吉秋がチーズケーキを平らげた頃、病室のドアがノックされた。
『やっと来たわね……』
ニコレットが、ドアを開けるために歩いていく。
『ハイ! ヨシアキ 元気ー』
しかし、ニコレットがたどり着く前にドアは開き、大きなトランクを引いたイロナの陽気な声が飛び込んできた。
『……やあ、イロナ 元気だよ。 それは何?』
ソファーの上から吉秋がトランクを指差した。
『……んー これは サクラ様の 部屋から 持って来たんだよ……』
言いながらイロナは、ソファーの近くにトランクを運んだ。
『……サクラ様? サクラの事? ……っあ、そうか そうだよね 住んでた部屋が あるんだ……』
納得がいった吉秋が「うんうん」と頷く。
『そうよ。 郊外にある ヴェレシュ家の お屋敷と 市街のマンション……』
『……これは マンションから……』
ニコレットの言葉を遮るように、イロナがトランクを開いた。
「……っつ……こ、これって……」
それを見て、吉秋がニコレットを振り仰いだ。
開かれたトランクの片側には、シンプルなTシャツやジーンズが入っている。
そしてもう片側には、薄いピンク、濃いピンク、水色等の色とりどりな布が小さく丸められ、ぎっしりと入っていた。
『そう サクラの 下着と 衣類よ……』
ニコレットは、吉秋に向かって微笑み、
『……これなら サイズは ピッタリの筈ね……』
ブラを一つ取り出した。
『……F……』
広げたブラのタグを見るとニコレットは目を逸らし、そっとそれを片付けた。
『さあ ブラを着けましょうか……』
お茶のセットを片付けたニコレットが、吉秋の後ろに立った。
『……え……や、やっぱり 着けなきゃ ダメなかなぁ……』
吉秋は、背中を丸めた。
『……今まで 着けてなかった よ? ……こう すれば 分からないし……』
之まで入院衣のときは下着は着けず、そして今は診察に便利なようにワンピースの下には、前開きのキャミソールを着ていた。
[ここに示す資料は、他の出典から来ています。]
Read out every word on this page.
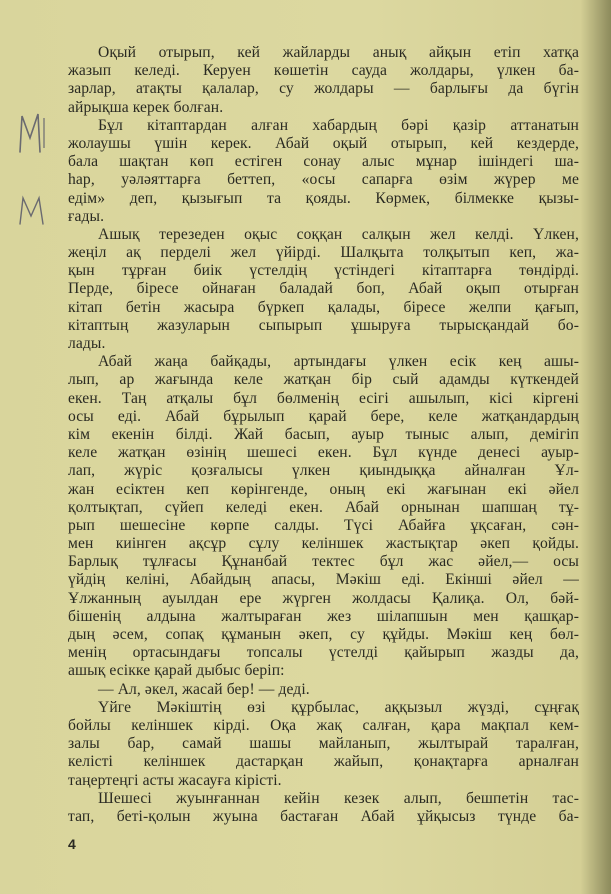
Оқый отырып, кей жайларды анық айқын етіп хатқа
жазып келеді. Керуен көшетін сауда жолдары, үлкен ба-
зарлар, атақты қалалар, су жолдары — барлығы да бүгін
айрықша керек болған.
Бұл кітаптардан алған хабардың бәрі қазір аттанатын
жолаушы үшін керек. Абай оқый отырып, кей кездерде,
бала шақтан көп естіген сонау алыс мұнар ішіндегі ша-
һар, уәләяттарға беттеп, «осы сапарға өзім жүрер ме
едім» деп, қызығып та қояды. Көрмек, білмекке қызы-
ғады.
Ашық терезеден оқыс соққан салқын жел келді. Үлкен,
жеңіл ақ перделі жел үйірді. Шалқыта толқытып кеп, жа-
қын тұрған биік үстелдің үстіндегі кітаптарға төндірді.
Перде, біресе ойнаған баладай боп, Абай оқып отырған
кітап бетін жасыра бүркеп қалады, біресе желпи қағып,
кітаптың жазуларын сыпырып ұшыруға тырысқандай бо-
лады.
Абай жаңа байқады, артындағы үлкен есік кең ашы-
лып, ар жағында келе жатқан бір сый адамды күткендей
екен. Таң атқалы бұл бөлменің есігі ашылып, кісі кіргені
осы еді. Абай бұрылып қарай бере, келе жатқандардың
кім екенін білді. Жай басып, ауыр тыныс алып, демігіп
келе жатқан өзінің шешесі екен. Бұл күнде денесі ауыр-
лап, жүріс қозғалысы үлкен қиындыққа айналған Ұл-
жан есіктен кеп көрінгенде, оның екі жағынан екі әйел
қолтықтап, сүйеп келеді екен. Абай орнынан шапшаң тұ-
рып шешесіне көрпе салды. Түсі Абайға ұқсаған, сән-
мен киінген ақсұр сұлу келіншек жастықтар әкеп қойды.
Барлық тұлғасы Құнанбай тектес бұл жас әйел,— осы
үйдің келіні, Абайдың апасы, Мәкіш еді. Екінші әйел —
Ұлжанның ауылдан ере жүрген жолдасы Қалиқа. Ол, бәй-
бішенің алдына жалтыраған жез шілапшын мен қашқар-
дың әсем, сопақ құманын әкеп, су құйды. Мәкіш кең бөл-
менің ортасындағы топсалы үстелді қайырып жазды да,
ашық есікке қарай дыбыс беріп:
— Ал, әкел, жасай бер! — деді.
Үйге Мәкіштің өзі құрбылас, аққызыл жүзді, сұңғақ
бойлы келіншек кірді. Оқа жақ салған, қара мақпал кем-
залы бар, самай шашы майланып, жылтырай таралған,
келісті келіншек дастарқан жайып, қонақтарға арналған
таңертеңгі асты жасауға кірісті.
Шешесі жуынғаннан кейін кезек алып, бешпетін тас-
тап, беті-қолын жуына бастаған Абай ұйқысыз түнде ба-
4
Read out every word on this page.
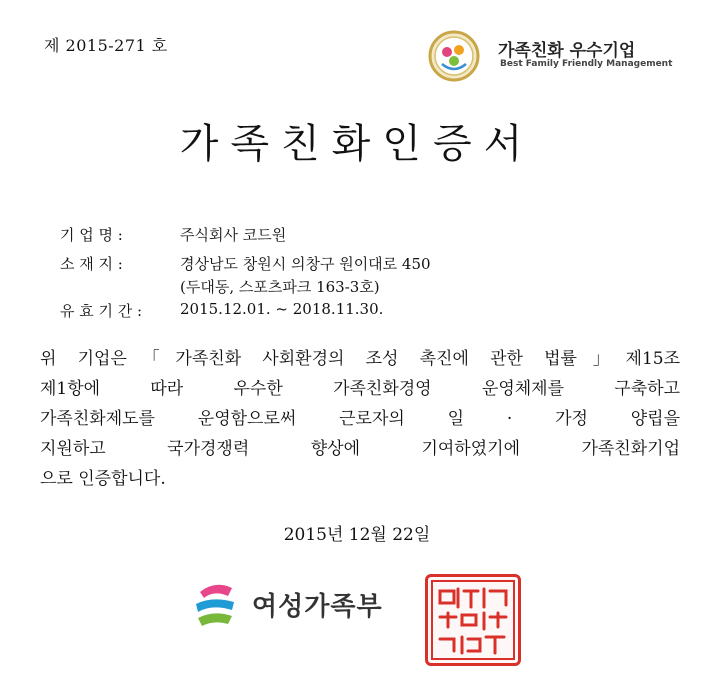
제 2015-271 호	가족친화 우수기업
Best Family Friendly Management
가족친화인증서
기 업 명 :	주식회사 코드원
소 재 지 :	경상남도 창원시 의창구 원이대로 450
(두대동, 스포츠파크 163-3호)
유 효 기 간 :	2015.12.01. ~ 2018.11.30.
위 기업은「가족친화 사회환경의 조성 촉진에 관한 법률」제15조
제1항에 따라 우수한 가족친화경영 운영체제를 구축하고
가족친화제도를 운영함으로써 근로자의 일 · 가정 양립을
지원하고 국가경쟁력 향상에 기여하였기에 가족친화기업
으로 인증합니다.
2015년 12월 22일
여성가족부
『ダメよ。 あなたって 大きいんだから 部屋の外を 歩いたら 衆人注目の的よ』
『……ごめん 最後 何て言った?』
吉秋が後ろに反り返って、下からニコレットを見た。
『……衆人注目の的……そうね 胸が 揺れて 男の人が ガン見 するわよ……』
『……そ、それは いやだ……』
慌てて吉秋は、胸を押さえ、
「(……や、柔らかい……)」
頬を紅に染めた。
『こうして 膨らみの 下側に合わせて……』
ニコレットが、薄い水色のブラを吉秋の胸に合わせる。
『……う、うん けっこう苦しい 姿勢だね……』
吉秋はベッドの縁に座って、上体を深く倒していた。
『仕方が無いわ あなた 大きいから そうしないと 膨らみの 下側が ハッキリしないもの……』
ニコレットの手が……重力のせいで……大きく垂れ下がったバストを弄っている。
『……ちょ、ちょっと……なんかくすぐったい……』
『……我慢しなさい……』
ニコレットは吉秋の抗議を無視して、後ろに回したブラのホックを止めた。
『……ちょ、……何するんだ! 手を突っ込んでー……』
ブラの中に手を入れられ、焦った吉秋が英語で叫ぶ、
『……止めろよー!』
しかし
『煩いわねー こうして 肉を カップに 入れるのよ……』
平然とニコレットは、手を動かし……
『……さあ 起き上がっても いいわ』
吉秋の肩を掴んで、起き上がらせた。
『……どう?』
ニコレットが、肩紐の長さを調整している。
『……ん? どうなのかな 結構キツイんだね……』
吉秋は、首を捻った。
『……ちょっと立って歩いてみて』
『……うん……』
ニコレットの腕に掴まって立ち上がると、吉秋は杖をつきながら部屋を歩き始めた。
『……どう?』
ゆっくり歩く吉秋を、ニコレットは目で追っている。
「……うわ! 凄いや。 肩が凄く楽になった」
『サクラ 日本語に なってるわよ』
『……あ ごめん。 肩が楽だね 気持ちいいよ……』
吉秋が、胸を下から手で持ち上げて見せた。
『そうでしょ それがブラの役目なの。 それに 今は 揺れてないわ……』
ニコレットが「うんうん」と頷く。
『……でも 人前で 胸に触っちゃダメよ。 娼婦じゃないんだから』
『……えっとー なんて言った?』
『……人前で 胸に 触るのは 娼婦よ……』
『……娼婦? ってなに?』
『……男と 寝るのを 仕事に している 女……』
「……あ 娼婦のこと……」
慌てて吉秋は手を下ろし、支えを失った胸が少しだけ揺れた。
『……ヴェレシュ サクラ様は 1998年6月3日生まれ 19才ね……』
応接セットのテーブルにファイルを広げて、ニコレットが英語で説明している。
『……19才 俺は29才だった 10才若くなった……』
ニコレットの向かいに座った吉秋が、呟いた。
『……そうなるわ 間違えないで……ちなみにブダペスト大学の学生よ……』
吉秋が、サクラとして生活するために、ニコレットがプライベートデータを教えているのだ。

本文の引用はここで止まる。